Mix apenas tuvo ocasión de mediar palabra.
– ¿Estás enfermo? Debe de ser muy grave para que pases por alto cuatro visitas a domicilio, siete llamadas telefónicas urgentes y tres mensajes de texto. La mitad del oeste de Londres anda a tu caza. ¿Es algo físico o mental? Yo diría que mental, ¿tú no? Por eso no ha servido de una mierda mandarte al médico. Lo tienes jodido, muchacho.
– ¿Qué puedo decir? Tal vez sí sea mental. Quizá sea una depresión. Tendré que superarlo. Sé que lo haré.
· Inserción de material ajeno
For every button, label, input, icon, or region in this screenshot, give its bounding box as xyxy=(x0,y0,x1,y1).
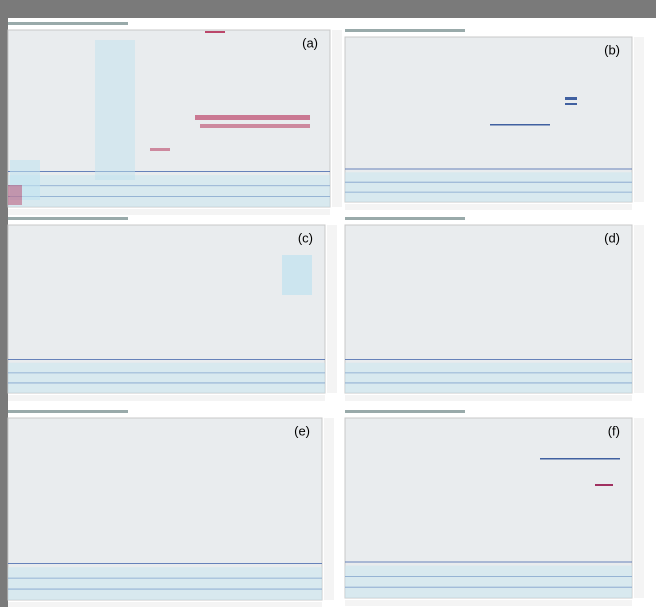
panel-label: (d) xyxy=(604,230,620,245)
x-axis xyxy=(8,602,322,607)
x-axis xyxy=(345,204,632,210)
baseline-band xyxy=(345,172,632,202)
baseline-band xyxy=(345,566,632,598)
panel-header xyxy=(8,22,128,25)
baseline-band xyxy=(8,363,325,393)
panel: (f) xyxy=(345,410,644,606)
panel-label: (c) xyxy=(298,230,313,245)
y-axis xyxy=(332,30,342,207)
baseline-band xyxy=(8,175,330,207)
left-border xyxy=(0,0,8,607)
panel-header xyxy=(8,410,128,413)
baseline-band xyxy=(8,567,322,600)
top-border xyxy=(0,0,656,18)
panel-label: (e) xyxy=(294,423,310,438)
panel-header xyxy=(345,410,465,413)
y-axis xyxy=(634,225,644,393)
panel: (e) xyxy=(8,410,334,607)
panel-header xyxy=(345,217,465,220)
y-axis xyxy=(324,418,334,600)
x-axis xyxy=(345,600,632,606)
x-axis xyxy=(8,209,330,215)
x-axis xyxy=(8,395,325,401)
panel-c-detail xyxy=(282,255,312,295)
panel: (d) xyxy=(345,217,644,401)
panel-header xyxy=(345,29,465,32)
panel: (b) xyxy=(345,29,644,210)
panel-header xyxy=(8,217,128,220)
baseline-band xyxy=(345,363,632,393)
panel: (c) xyxy=(8,217,337,401)
y-axis xyxy=(634,418,644,598)
panel-label: (f) xyxy=(608,423,620,438)
panel-label: (a) xyxy=(302,35,318,50)
y-axis xyxy=(634,37,644,202)
panel-label: (b) xyxy=(604,42,620,57)
x-axis xyxy=(345,395,632,401)
y-axis xyxy=(327,225,337,393)
figure: (a) (b) (c) (d) (e) (f) xyxy=(0,0,656,607)
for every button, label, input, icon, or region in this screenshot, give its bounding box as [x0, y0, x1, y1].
– Muy bien. Perfecto. Mientras tanto, mientras tú lo superas, el señor Pearson quiere verte mañana por la mañana a primera hora.
– Allí estaré -dijo Mix.
– Más te vale.
La cosa debía de ser grave para que lo hubiera convocado el presidente ejecutivo. Sería para despedirlo o, en el mejor de los casos, para darle una última oportunidad. ¡A la mierda! Ahora no podía preocuparse de eso. Aunque extrajera el cadáver de debajo del suelo y lo sacara al jardín después de anochecer, no conseguiría cavar una tumba profunda y meter a la chica dentro en una noche. Y de todas formas, por la mañana no estaría en condiciones de hacer nada. Estaba una vez más en la habitación donde se hallaban los restos de la chica y, pese a que el hedor cada vez más intenso le provocaba náuseas, contemplaba la posibilidad de levantar la tabla en aquel momento cuando le llegó la fuerte voz aflautada de Queenie Winthrop que le gritaba desde el primer piso.
– ¡Señor Cellini! ¡Señor Cellini! ¿Está usted ahí? ¿Me oye? ¿Puede bajar un minuto?
Tendría que hacerlo, si no, subiría ella. El olor ya se percibía desde lo alto de las escaleras.
– ¡Sí, ya bajo!
Cerró la puerta, descendió por el tramo embaldosado y luego por el siguiente. La vieja Winthrop estaba colorada y parecía nerviosa.
– Gwendolen tiene neumonía. No puedo decir que me sorprenda. Ahora mismo la doctora Smithers está abajo llamando a una ambulancia para que se la lleven al hospital.
A Mix le pareció notar que el corazón le daba un vuelco en el pecho. ¡La mujer iba a marcharse! Estaría solo en la casa, tal vez durante una semana. Tenía que preguntarlo.
– ¿Para cuánto tiempo tiene?
– La doctora no lo sabe. Para unos cuantos días, eso seguro. -Le habló como si Mix tuviera catorce años-. Ahora usted será el responsable de la casa mientras ella no esté y contamos con su ayuda. No nos defraude.